Schade aan het gehuurde
4.12. Ten aanzien van de gestelde schade aan de deuren en kozijnen en (het uitblijven van het verzoek tot) inwoning door [C] geldt dat, als al sprake is van een tekortkoming door [eiseres] , deze tekortkoming(en) niet zodanig ernstig is/zijn dat zij een ontbinding van de huurovereenkomst met haar gevolgen rechtvaardig(t)en. Dat Thuis vermoedt dat de brand en de daarmee gepaard gaande schade is ontstaan door toedoen van (vrienden van) [C] rechtvaardigt ook niet de ontbinding van de huurovereenkomst.

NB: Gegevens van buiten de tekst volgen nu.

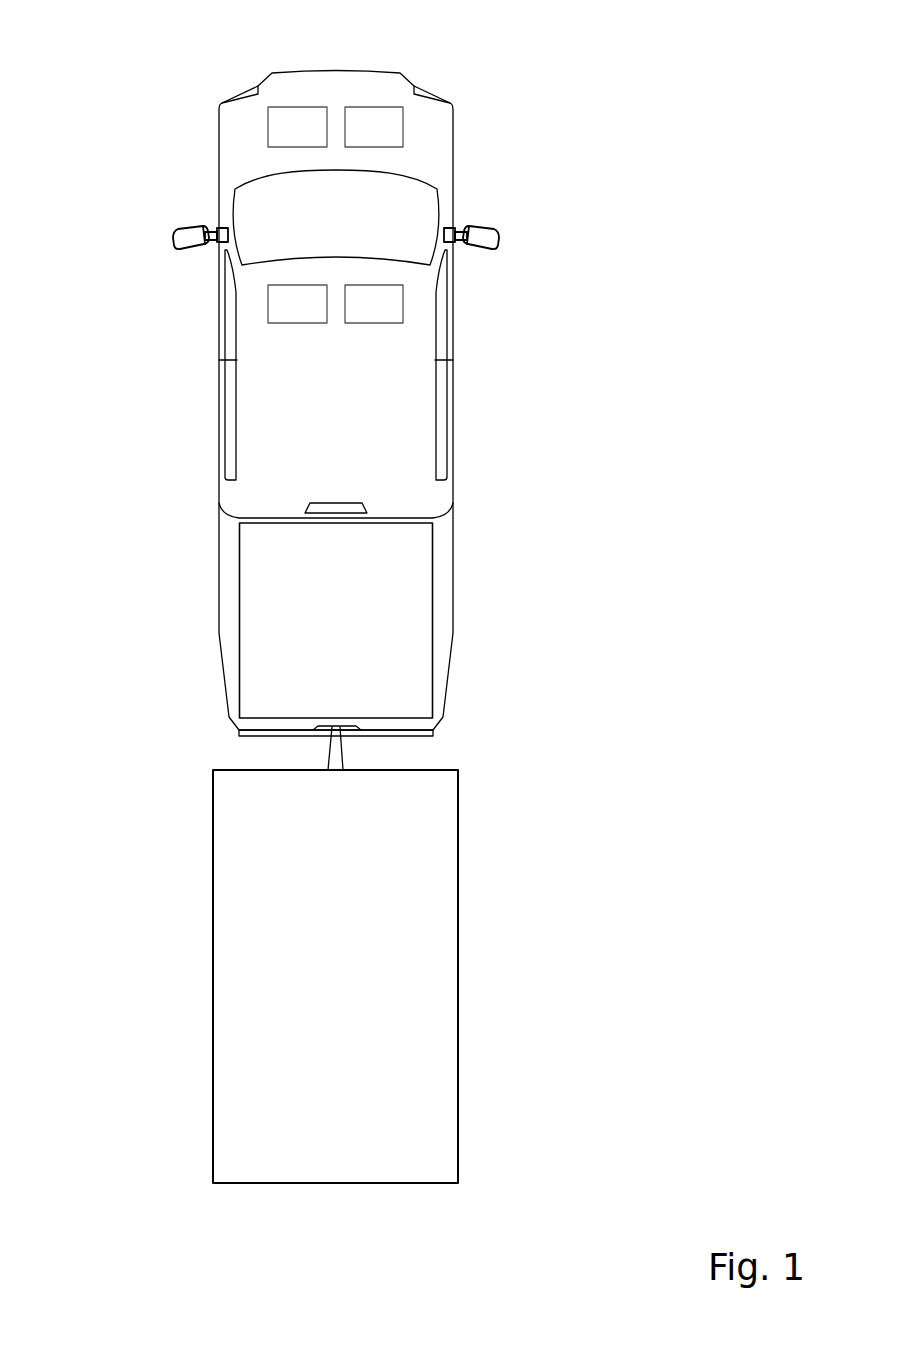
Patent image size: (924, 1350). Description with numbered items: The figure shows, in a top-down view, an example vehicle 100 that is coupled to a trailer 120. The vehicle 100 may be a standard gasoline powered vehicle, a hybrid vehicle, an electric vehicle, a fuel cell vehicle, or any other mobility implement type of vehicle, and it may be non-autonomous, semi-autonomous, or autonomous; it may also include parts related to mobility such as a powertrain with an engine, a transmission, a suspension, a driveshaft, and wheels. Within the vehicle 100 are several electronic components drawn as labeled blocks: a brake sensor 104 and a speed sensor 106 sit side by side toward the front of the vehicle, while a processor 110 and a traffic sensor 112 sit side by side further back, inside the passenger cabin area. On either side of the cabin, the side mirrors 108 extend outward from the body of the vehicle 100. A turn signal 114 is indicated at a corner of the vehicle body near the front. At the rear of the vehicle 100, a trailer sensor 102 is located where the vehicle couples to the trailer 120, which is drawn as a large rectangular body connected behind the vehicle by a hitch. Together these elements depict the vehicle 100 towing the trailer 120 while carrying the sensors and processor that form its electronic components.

Ook als aangenomen moet worden dat herstel van het slot van de voordeur voor rekening van [eiseres] kwam, geldt dat het achterwege laten van dat herstel geen tekortkoming is die ontbinding van de huurovereenkomst rechtvaardigt. Dat nadien een brand heeft plaatsgevonden in het gehuurde doet daar niet aan af. Dat de brand niet zou zijn ontstaan als de deur door [eiseres] zou zijn hersteld, zoals Thuis suggereert, kan niet worden vastgesteld. Van een tekortkoming van [eiseres] is dan ook niet gebleken.
Conclusie
4.13. Gelet op wat hiervoor is overwogen, zal de vordering tot ontbinding van de huurovereenkomst worden afgewezen.
Proceskosten
4.14. Thuis wordt in het ongelijk gesteld en daarom zal zij in de proceskosten worden veroordeeld. Tot aan dit vonnis worden de proceskosten aan de zijde van [eiseres] vastgesteld op € 510,00 aan proceskosten (2 x € 204,00 salaris gemachtigde + € 102,00 nakosten), plus de kosten van betekening zoals vermeld in de beslissing.
5 De beslissing
De kantonrechter:
5.1. wijst de vorderingen van Thuis af,
5.2. veroordeelt Thuis in de proceskosten, aan de zijde van [eiseres] tot op heden vastgesteld op € 510,00, te betalen binnen veertien dagen en - als Thuis niet tijdig aan de proceskostenveroordeling voldoet - te vermeerderen met de kosten van betekening als het vonnis daarna wordt betekend.
Dit vonnis is gewezen door mr. J. van der Weij en in het openbaar uitgesproken op 2 oktober 2025.